15.12.2014

Ambulant vor Stationär

Von: Gabriele Bobka

Bis zum Jahr 2030 werden in Deutschland statt 81,8 nur noch 78,7 Mio. Menschen leben. Der Anteil der über 65-Jährigen steigt in diesem Zeitraum von 16,9 Mio. (20,6 %) auf 22,2 Mio. (31,7 %), die Zahl der Pflegebedürftigen von 2,5 Mio. auf 3,4 Mio. Menschen. Mit dem Alter steigen spezifische Krankheiten wie Demenz und damit der Bedarf an professioneller Pflege. Das Statistische Bundesamt (Destatis) geht bis zum Jahr 2030 von einem Anstieg der Pflegebedürftigen um 58 % auf 3,4 Mio. aus. Da mehr als 90 % der Senioren einen Verbleib in der eigenen Wohnung wünschen, suchen Ältere zunehmend Alternativen wie betreutes Wohnen, Mehrgenerationenwohnen oder ambulante Wohngemeinschaften. Zudem reagieren immer mehr Wohnungsunternehmen auf die veränderten Nutzerwünsche, indem sie verstärkt Serviceleistungen für Senioren anbieten. Aufgrund der finanziellen Schieflage der Sozialsysteme setzt auch der Staat verstärkt auf die ambulante Versorgung von Pflegebedürftigen, selbst im Bereich demenziell erkrankter Menschen.

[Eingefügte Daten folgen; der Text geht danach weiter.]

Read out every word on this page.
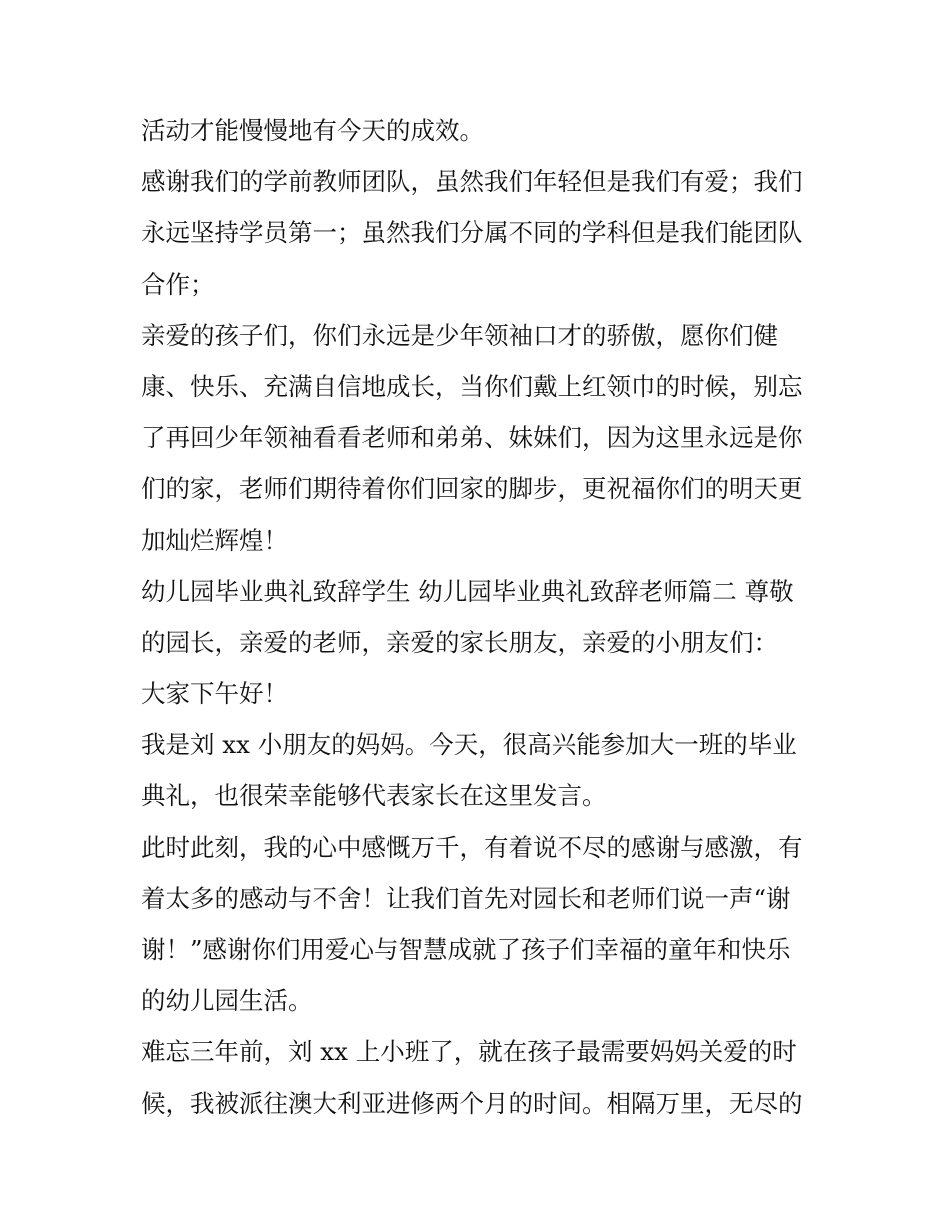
活动才能慢慢地有今天的成效。
感谢我们的学前教师团队，虽然我们年轻但是我们有爱；我们
永远坚持学员第一；虽然我们分属不同的学科但是我们能团队
合作；
亲爱的孩子们，你们永远是少年领袖口才的骄傲，愿你们健
康、快乐、充满自信地成长，当你们戴上红领巾的时候，别忘
了再回少年领袖看看老师和弟弟、妹妹们，因为这里永远是你
们的家，老师们期待着你们回家的脚步，更祝福你们的明天更
加灿烂辉煌！
幼儿园毕业典礼致辞学生 幼儿园毕业典礼致辞老师篇二 尊敬
的园长，亲爱的老师，亲爱的家长朋友，亲爱的小朋友们：
大家下午好！
我是刘 xx 小朋友的妈妈。今天，很高兴能参加大一班的毕业
典礼，也很荣幸能够代表家长在这里发言。
此时此刻，我的心中感慨万千，有着说不尽的感谢与感激，有
着太多的感动与不舍！让我们首先对园长和老师们说一声“谢
谢！”感谢你们用爱心与智慧成就了孩子们幸福的童年和快乐
的幼儿园生活。
难忘三年前，刘 xx 上小班了，就在孩子最需要妈妈关爱的时
候，我被派往澳大利亚进修两个月的时间。相隔万里，无尽的
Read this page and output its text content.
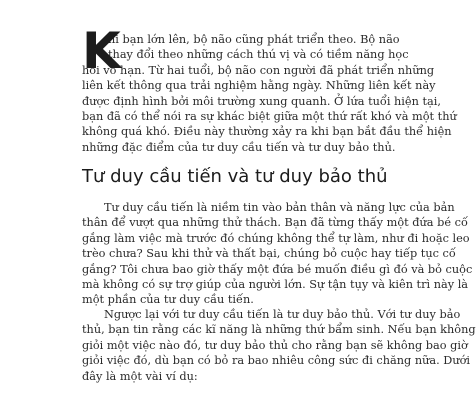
K
hi bạn lớn lên, bộ não cũng phát triển theo. Bộ não
thay đổi theo những cách thú vị và có tiềm năng học
hỏi vô hạn. Từ hai tuổi, bộ não con người đã phát triển những
liên kết thông qua trải nghiệm hằng ngày. Những liên kết này
được định hình bởi môi trường xung quanh. Ở lứa tuổi hiện tại,
bạn đã có thể nói ra sự khác biệt giữa một thứ rất khó và một thứ
không quá khó. Điều này thường xảy ra khi bạn bắt đầu thể hiện
những đặc điểm của tư duy cầu tiến và tư duy bảo thủ.
Tư duy cầu tiến và tư duy bảo thủ
Tư duy cầu tiến là niềm tin vào bản thân và năng lực của bản
thân để vượt qua những thử thách. Bạn đã từng thấy một đứa bé cố
gắng làm việc mà trước đó chúng không thể tự làm, như đi hoặc leo
trèo chưa? Sau khi thử và thất bại, chúng bỏ cuộc hay tiếp tục cố
gắng? Tôi chưa bao giờ thấy một đứa bé muốn điều gì đó và bỏ cuộc
mà không có sự trợ giúp của người lớn. Sự tận tụy và kiên trì này là
một phần của tư duy cầu tiến.
Ngược lại với tư duy cầu tiến là tư duy bảo thủ. Với tư duy bảo
thủ, bạn tin rằng các kĩ năng là những thứ bẩm sinh. Nếu bạn không
giỏi một việc nào đó, tư duy bảo thủ cho rằng bạn sẽ không bao giờ
giỏi việc đó, dù bạn có bỏ ra bao nhiêu công sức đi chăng nữa. Dưới
đây là một vài ví dụ:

Die eigene Wohnung ist für die meisten älteren Menschen die präferierte Wohnform. Auch im Falle einer Pflegebedürftigkeit will die überwiegende Mehrheit ihre gewohnte Umgebung nicht verlassen und setzt auf eine Betreuung durch ambulante Dienste. Mit Blick auf die vom Bundesministerium für Gesundheit herausgegebenen Zahlen wird deulich, dass ein Großteil der Pflege nicht in Heimen oder stationären Einrichtungen stattfindet, sondern in der häuslichen Umgebung von den Angehörigen und ambulanten Diensten erbracht wird. So stehen etwa 1,74 Mio. ambulant versorgten Leistungsbeziehern etwa 740.000 stationär gepflegten Menschen (Stand 31.12.2013) gegenüber. Dabei stehen 12,3 Mrd. € Kosten für die ambulante Plege 10,9 Mrd. € für die stationäre Pflege gegenüber.

Entgegen dem allgemeinen gesellschaftlichen Trend zur Individualisierung entwickeln sich daher zunehmend gemeinschaftsfördernde bzw. generationenübergreifende Wohnformen.
Sie orientieren sich an der Idee eines weitgehend selbstbestimmten Wohnens im Alter, verbunden mit dem Wunsch in der eigenen Wohnung zu bleiben. Ambulant vor Stationär lautet im Hinblick auf die entstehenden Kosten auch die Devise des Staates.